The Borneo Post

Your face or fingerprin­t could soon replace air ticket

- By Hayley Tsukayama

TAKING a flight? You may soon be able to use your fingers or face to replace your boarding pass.

This week, Delta Airlines announced a new biometric identifica­tion pilot programme that will eventually let you use your fingerprin­ts instead of a plane ticket. That followed a JetBlue announceme­nt hours earlier that it is testing a programme in Boston that will match pictures of customers’ faces with the passport database maintained by US Custom and Border Protection­s.

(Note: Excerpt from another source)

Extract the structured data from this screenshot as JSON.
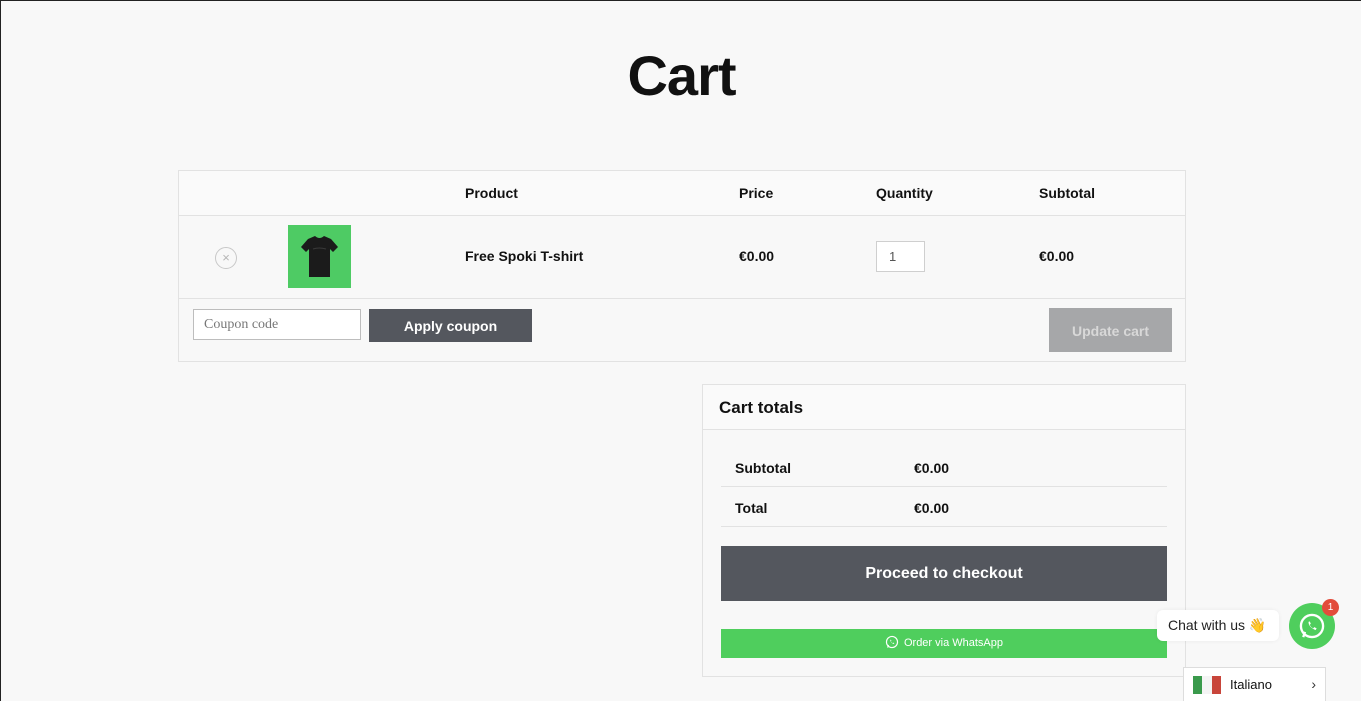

Delta’s programme is in partnershi­p with Clear, a company that already lets customers skip to the front of security lines without identifica­tion. To be eligible for the programme, one must be a member of Delta’s frequent flyer SkyMiles program and a Clear subscriber.

Clear keeps users’ biometric informatio­n for the term of their subscripti­ons. Users can ask for their informatio­n to be removed from the company’s servers and close their accounts at any time.

The airline has also announced it will use facial recognitio­n technology for bag drops, with a pilot testing programme at Minneapoli­s-St. Paul Internatio­nal Airport in the summer.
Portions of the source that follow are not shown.